Big boost for cancer treatment in Qatar

The Hamad Medical Corporation (HMC) has commenced nuclear treatment of tumors following the opening of the first Radiopharmaceutical Laboratory in Qatar.
The new laboratory, located at HMC’s National Center for Cancer Care and Research (NCCCR), will provide cancer patients with diagnostic and therapeutic care locally, saving these patients the need to travel abroad for this type of care.
Senior Consultant Radiologist and Chief Radiologist at HMC Dr Maryam Al Kuwari stated that the new Radiopharmaceutical Laboratory undertakes the preparation of radiation drugs used for diagnosis and for nuclear treatment of tumors.
These drugs are safely prepared in conformance with international standards where doses are meticulously calculated to suit the types of tumors and the needs of patients. Drug doses are subject to quality control checks prior to administrating them to patients, Dr Maryam Al Kuwari explained.

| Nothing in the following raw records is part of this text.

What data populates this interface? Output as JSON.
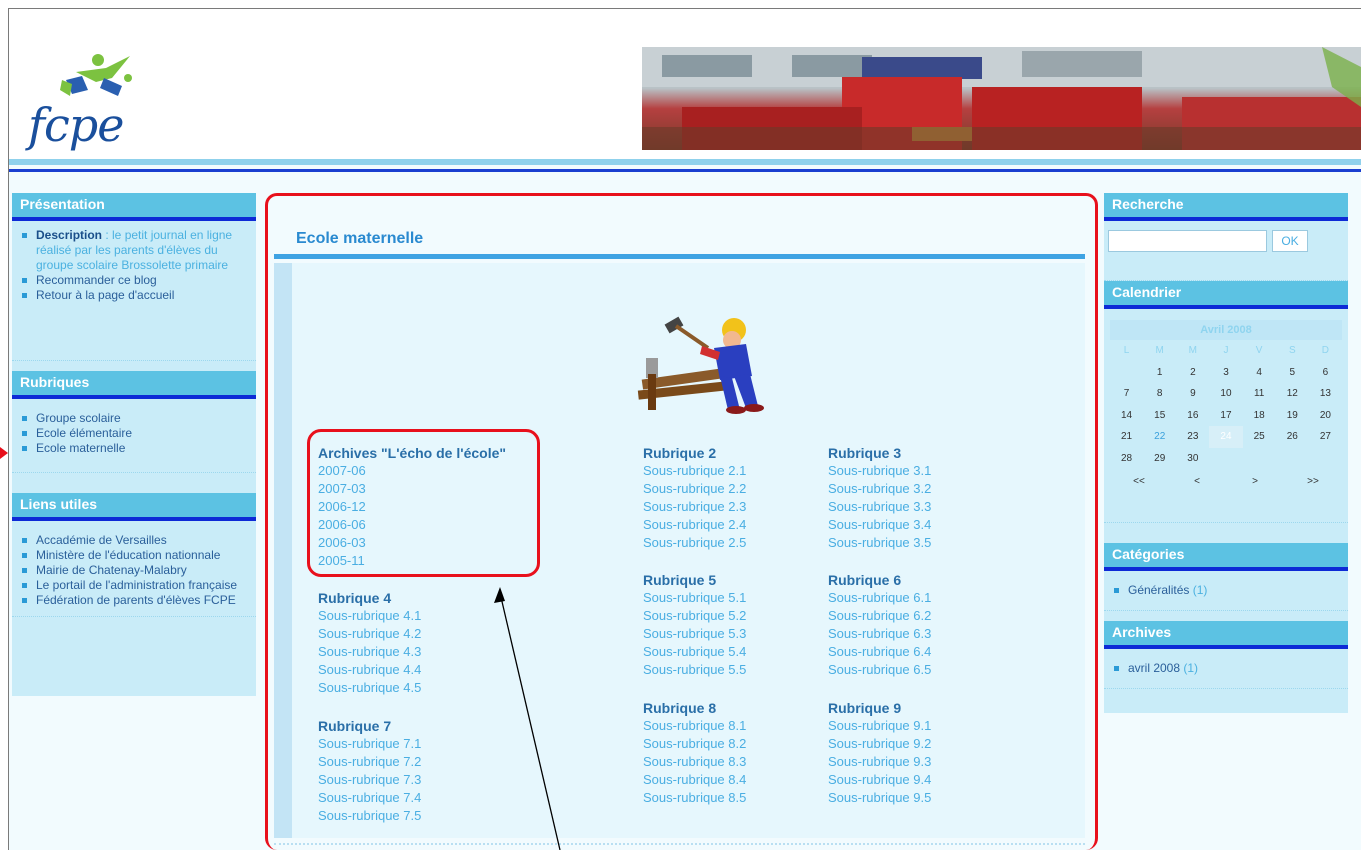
{
  "logo": {
    "text": "fcpe"
  },
  "left_sidebar": {
    "presentation": {
      "title": "Présentation",
      "description_label": "Description",
      "description_text": " : le petit journal en ligne réalisé par les parents d'élèves du groupe scolaire Brossolette primaire",
      "items": [
        "Recommander ce blog",
        "Retour à la page d'accueil"
      ]
    },
    "rubriques": {
      "title": "Rubriques",
      "items": [
        "Groupe scolaire",
        "Ecole élémentaire",
        "Ecole maternelle"
      ]
    },
    "liens": {
      "title": "Liens utiles",
      "items": [
        "Accadémie de Versailles",
        "Ministère de l'éducation nationnale",
        "Mairie de Chatenay-Malabry",
        "Le portail de l'administration française",
        "Fédération de parents d'élèves FCPE"
      ]
    }
  },
  "main": {
    "title": "Ecole maternelle",
    "columns": [
      {
        "heading": "Archives \"L'écho de l'école\"",
        "items": [
          "2007-06",
          "2007-03",
          "2006-12",
          "2006-06",
          "2006-03",
          "2005-11"
        ]
      },
      {
        "heading": "Rubrique 2",
        "items": [
          "Sous-rubrique 2.1",
          "Sous-rubrique 2.2",
          "Sous-rubrique 2.3",
          "Sous-rubrique 2.4",
          "Sous-rubrique 2.5"
        ]
      },
      {
        "heading": "Rubrique 3",
        "items": [
          "Sous-rubrique 3.1",
          "Sous-rubrique 3.2",
          "Sous-rubrique 3.3",
          "Sous-rubrique 3.4",
          "Sous-rubrique 3.5"
        ]
      },
      {
        "heading": "Rubrique 4",
        "items": [
          "Sous-rubrique 4.1",
          "Sous-rubrique 4.2",
          "Sous-rubrique 4.3",
          "Sous-rubrique 4.4",
          "Sous-rubrique 4.5"
        ]
      },
      {
        "heading": "Rubrique 5",
        "items": [
          "Sous-rubrique 5.1",
          "Sous-rubrique 5.2",
          "Sous-rubrique 5.3",
          "Sous-rubrique 5.4",
          "Sous-rubrique 5.5"
        ]
      },
      {
        "heading": "Rubrique 6",
        "items": [
          "Sous-rubrique 6.1",
          "Sous-rubrique 6.2",
          "Sous-rubrique 6.3",
          "Sous-rubrique 6.4",
          "Sous-rubrique 6.5"
        ]
      },
      {
        "heading": "Rubrique 7",
        "items": [
          "Sous-rubrique 7.1",
          "Sous-rubrique 7.2",
          "Sous-rubrique 7.3",
          "Sous-rubrique 7.4",
          "Sous-rubrique 7.5"
        ]
      },
      {
        "heading": "Rubrique 8",
        "items": [
          "Sous-rubrique 8.1",
          "Sous-rubrique 8.2",
          "Sous-rubrique 8.3",
          "Sous-rubrique 8.4",
          "Sous-rubrique 8.5"
        ]
      },
      {
        "heading": "Rubrique 9",
        "items": [
          "Sous-rubrique 9.1",
          "Sous-rubrique 9.2",
          "Sous-rubrique 9.3",
          "Sous-rubrique 9.4",
          "Sous-rubrique 9.5"
        ]
      }
    ]
  },
  "right_sidebar": {
    "recherche": {
      "title": "Recherche",
      "button": "OK",
      "value": ""
    },
    "calendrier": {
      "title": "Calendrier",
      "month": "Avril 2008",
      "days": [
        "L",
        "M",
        "M",
        "J",
        "V",
        "S",
        "D"
      ],
      "weeks": [
        [
          "",
          "1",
          "2",
          "3",
          "4",
          "5",
          "6"
        ],
        [
          "7",
          "8",
          "9",
          "10",
          "11",
          "12",
          "13"
        ],
        [
          "14",
          "15",
          "16",
          "17",
          "18",
          "19",
          "20"
        ],
        [
          "21",
          "22",
          "23",
          "24",
          "25",
          "26",
          "27"
        ],
        [
          "28",
          "29",
          "30",
          "",
          "",
          "",
          ""
        ]
      ],
      "linked_day": "22",
      "today": "24",
      "nav": [
        "<<",
        "<",
        ">",
        ">>"
      ]
    },
    "categories": {
      "title": "Catégories",
      "items": [
        {
          "label": "Généralités",
          "count": "(1)"
        }
      ]
    },
    "archives": {
      "title": "Archives",
      "items": [
        {
          "label": "avril 2008",
          "count": "(1)"
        }
      ]
    }
  },
  "colors": {
    "accent": "#5cc2e3",
    "dark_rule": "#0d2ad6",
    "annotation": "#e8101c",
    "link": "#4aaee2"
  }
}
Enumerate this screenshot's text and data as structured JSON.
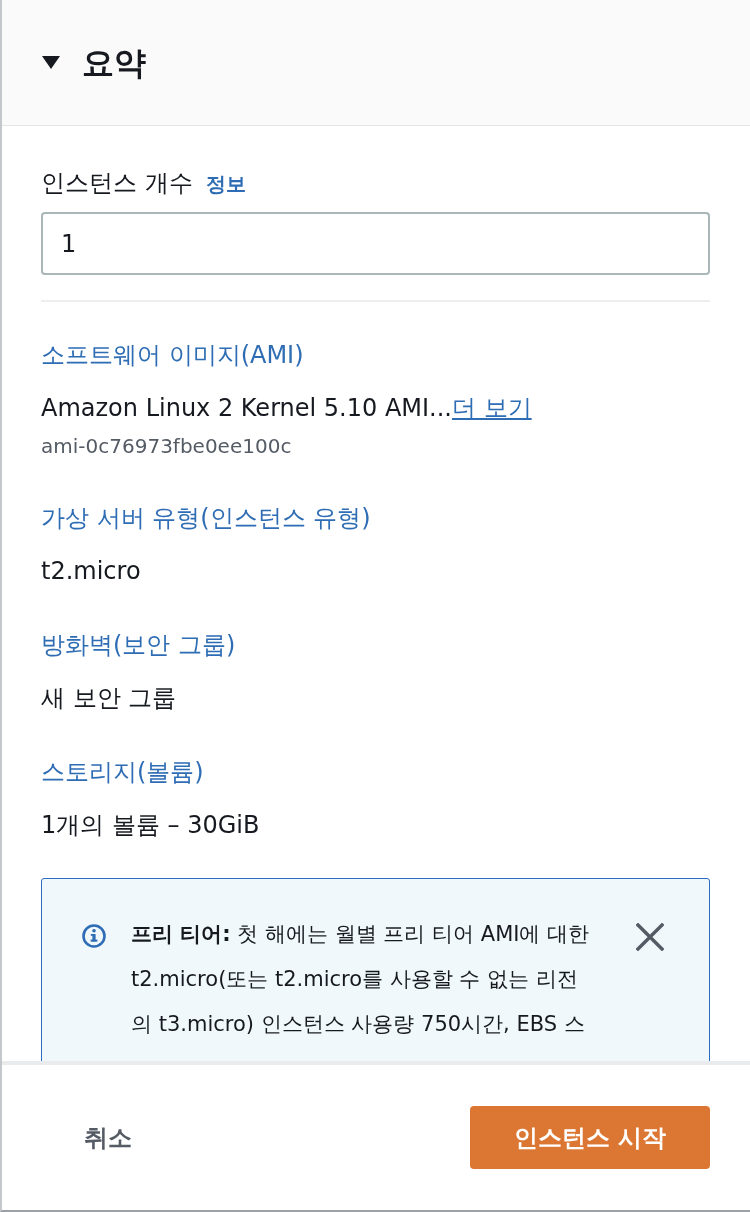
{
  "header": {
    "title": "요약",
    "expanded": true
  },
  "instance_count": {
    "label": "인스턴스 개수",
    "info_link": "정보",
    "value": "1"
  },
  "summary_items": [
    {
      "heading": "소프트웨어 이미지(AMI)",
      "value": "Amazon Linux 2 Kernel 5.10 AMI...",
      "link": "더 보기",
      "detail": "ami-0c76973fbe0ee100c"
    },
    {
      "heading": "가상 서버 유형(인스턴스 유형)",
      "value": "t2.micro"
    },
    {
      "heading": "방화벽(보안 그룹)",
      "value": "새 보안 그룹"
    },
    {
      "heading": "스토리지(볼륨)",
      "value": "1개의 볼륨 – 30GiB"
    }
  ],
  "alert": {
    "text": "**프리 티어:** 첫 해에는 월별 프리 티어 AMI에 대한 t2.micro(또는 t2.micro를 사용할 수 없는 리전의 t3.micro) 인스턴스 사용량 750시간, EBS 스"
  },
  "buttons": [
    {
      "label": "취소",
      "kind": "link"
    },
    {
      "label": "인스턴스 시작",
      "kind": "primary"
    }
  ]
}
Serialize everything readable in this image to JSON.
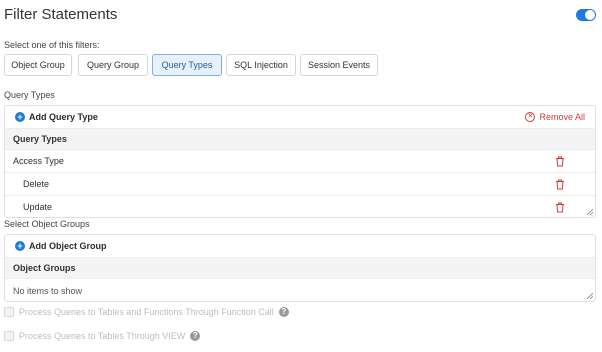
{
  "header": {
    "title": "Filter Statements",
    "toggle_on": true
  },
  "filters": {
    "label": "Select one of this filters:",
    "tabs": [
      {
        "label": "Object Group",
        "active": false
      },
      {
        "label": "Query Group",
        "active": false
      },
      {
        "label": "Query Types",
        "active": true
      },
      {
        "label": "SQL Injection",
        "active": false
      },
      {
        "label": "Session Events",
        "active": false
      }
    ]
  },
  "query_types": {
    "section_label": "Query Types",
    "add_label": "Add Query Type",
    "remove_all_label": "Remove All",
    "column_header": "Query Types",
    "rows": [
      {
        "label": "Access Type"
      },
      {
        "label": "Delete"
      },
      {
        "label": "Update"
      }
    ]
  },
  "object_groups": {
    "section_label": "Select Object Groups",
    "add_label": "Add Object Group",
    "column_header": "Object Groups",
    "empty_text": "No items to show"
  },
  "options": {
    "function_call_label": "Process Queries to Tables and Functions Through Function Call",
    "view_label": "Process Queries to Tables Through VIEW"
  },
  "colors": {
    "accent": "#1f7ae0",
    "danger": "#d43b3b"
  }
}
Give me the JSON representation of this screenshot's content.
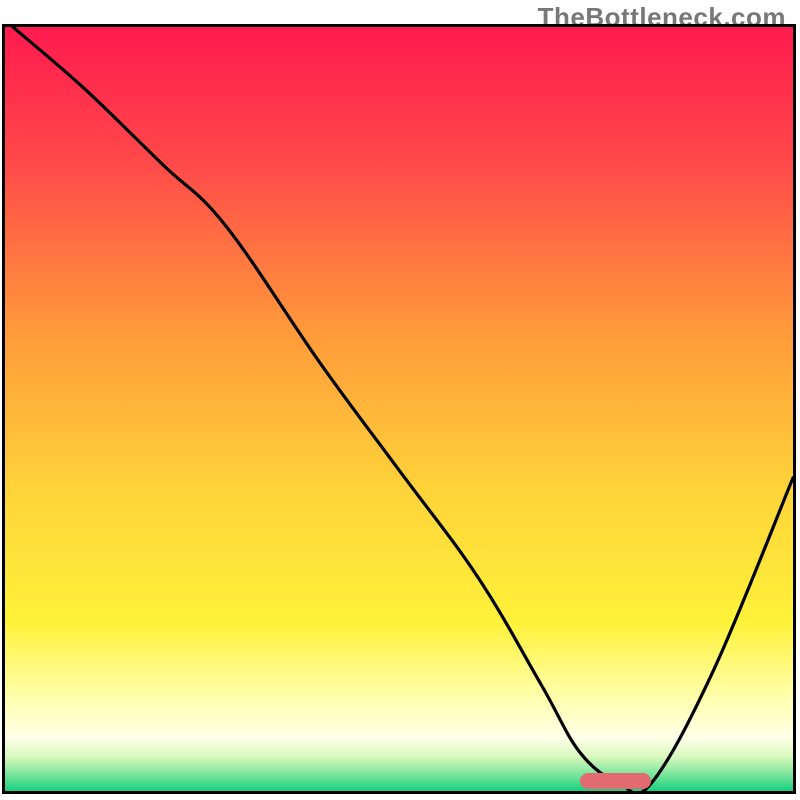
{
  "watermark": "TheBottleneck.com",
  "chart_data": {
    "type": "line",
    "title": "",
    "xlabel": "",
    "ylabel": "",
    "xlim": [
      0,
      100
    ],
    "ylim": [
      0,
      100
    ],
    "x": [
      1,
      10,
      20,
      28,
      40,
      50,
      60,
      68,
      73,
      78,
      82,
      90,
      100
    ],
    "values": [
      100,
      92,
      82,
      74,
      56,
      42,
      28,
      14,
      5,
      1,
      1,
      16,
      41
    ],
    "optimal_range_x": [
      73,
      82
    ],
    "gradient_stops": [
      {
        "pos": 0.0,
        "color": "#ff1a4e"
      },
      {
        "pos": 0.18,
        "color": "#ff4a4a"
      },
      {
        "pos": 0.4,
        "color": "#ff9a3a"
      },
      {
        "pos": 0.6,
        "color": "#ffd23a"
      },
      {
        "pos": 0.78,
        "color": "#fff23a"
      },
      {
        "pos": 0.88,
        "color": "#ffffb0"
      },
      {
        "pos": 0.93,
        "color": "#ffffe8"
      },
      {
        "pos": 0.955,
        "color": "#d9f9bf"
      },
      {
        "pos": 0.975,
        "color": "#88e8a0"
      },
      {
        "pos": 1.0,
        "color": "#18cf7f"
      }
    ],
    "optimal_bar_color": "#e16b6e"
  }
}
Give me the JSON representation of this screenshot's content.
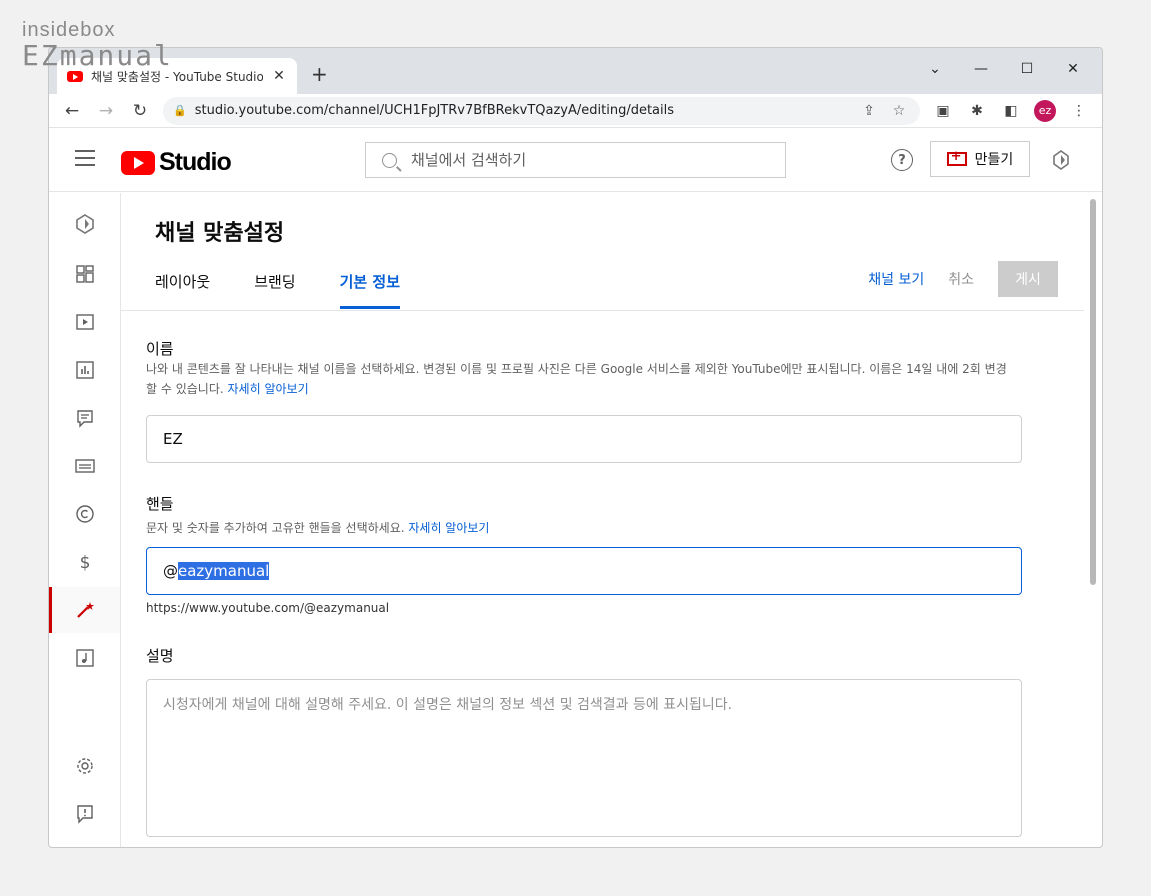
{
  "watermark": {
    "line1": "insidebox",
    "line2": "EZmanual"
  },
  "browser": {
    "tab_title": "채널 맞춤설정 - YouTube Studio",
    "url": "studio.youtube.com/channel/UCH1FpJTRv7BfBRekvTQazyA/editing/details",
    "profile_initials": "ez"
  },
  "header": {
    "logo_text": "Studio",
    "search_placeholder": "채널에서 검색하기",
    "help_glyph": "?",
    "create_label": "만들기"
  },
  "page": {
    "title": "채널 맞춤설정",
    "tabs": [
      {
        "label": "레이아웃",
        "active": false
      },
      {
        "label": "브랜딩",
        "active": false
      },
      {
        "label": "기본 정보",
        "active": true
      }
    ],
    "view_channel": "채널 보기",
    "cancel": "취소",
    "publish": "게시"
  },
  "name_section": {
    "label": "이름",
    "desc": "나와 내 콘텐츠를 잘 나타내는 채널 이름을 선택하세요. 변경된 이름 및 프로필 사진은 다른 Google 서비스를 제외한 YouTube에만 표시됩니다. 이름은 14일 내에 2회 변경할 수 있습니다.",
    "learn_more": "자세히 알아보기",
    "value": "EZ"
  },
  "handle_section": {
    "label": "핸들",
    "desc": "문자 및 숫자를 추가하여 고유한 핸들을 선택하세요.",
    "learn_more": "자세히 알아보기",
    "prefix": "@",
    "value": "eazymanual",
    "url": "https://www.youtube.com/@eazymanual"
  },
  "description_section": {
    "label": "설명",
    "placeholder": "시청자에게 채널에 대해 설명해 주세요. 이 설명은 채널의 정보 섹션 및 검색결과 등에 표시됩니다."
  }
}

“The nuclear treatment of tumors is based on radioactive drugs, which target and destroy cancerous cells without affecting normal or healthy surrounding cells. This technique is a highly effective option to treat malignant thyroid, hepatic, prostate, and endocrine tumors. These therapeutic drugs are isotopes combined with biological molecules that target cancer cells within the human body. Following the diagnostic process, therapeutic drugs are prepared by a highly trained team. Similar laboratories will be established across HMC facilities in the future to meet patient needs in the country,” Dr Maryam Al Kuwari explained.
Nuclear medicine therapy is an approach to treating cancer that might be used with or after other treatment options, such as chemotherapy and surgery.
It won’t usually lead to a cure unless combined with other therapies. But for many people it will control symptoms and shrink and stabilize the tumors, sometimes for years. Nuclear medicine therapy is sometimes the best option for people who no longer respond to other treatments.
HMC’s Nuclear Medicine unit, which is part of the Clinical Imaging Department, continues to introduce state-of-the- art technologies with the aim of expanding and bringing healthcare services provided to patients in Qatar on par with those offered worldwide. An example of the latest technologies utilized at the unit is the introduction of the 2nd Positron Emission Tomography – Computed Tomography, better known as (PET-CT).
Clinical research has shown that PET-CT diagnostic approach is far more effective than conventional scanning as it helps healthcare professionals differentiate malignant tumors from benign ones, thus enabling them to determine tumor stages, how far cancer cells are spread, and how these cells respond to treatment whereby these professionals would be able to develop the appropriate treatment plan. Radioactive glucose is considered is one of the most common drugs used in the diagnosis of tumors.
The 2nd PET-CT has helped reduce patients wait time and allowed performing tests in a timely manner. More than 25 tests can now be performed daily at the unit. The introduction of such advanced healthcare services is indicative of HMCs commitment to providing world-class care, bearing in mind that nuclear medicine is an integral part of clinical imaging and plays a vital role in the diagnosis and early detection of disease.
Consultant of Diagnostic Radiation for Breast Cancer at HMC Dr Haya Al Meraikhi said the Nuclear Medicine unit has introduced other state-of- the- art diagnostic modalities such as Positron Emission Mammography (PEM).
This first-of-a-kind tool in Qatar is licensed by the US Food & Drug Administration (FDA), and helps diagnose early-stage breast cancer as well as the remission of the condition after surgery and radiotherapy.
Compared to conventional mammogram, PEM is more effective in screening young women for breast cancer as the diagnosis can be more difficult due to breast tissue density. It also provides more conclusive test results revealing tumors even less than 1 cm in size.
PEM modality is ideal for patients who cannot undergo Magnetic Resonance Imaging (MRI) due to reasons such as Claustrophobia (fear of confined spaces), having pacemakers implanted, or allergic to MRI contrast dye. The use of PEM depends on the condition of the patient upon consultation with the attending oncologist. The PEM modality can produce a 3D high-resolution image that is 80% clearer than that produced by conventional mammogram. Unlike MRI, PEM pinpoints the exact location of cancer cells thus ridding patients the inconvenience of unnecessary biopsies otherwise needed for the screening process, Dr Haya Al Meraikhi added.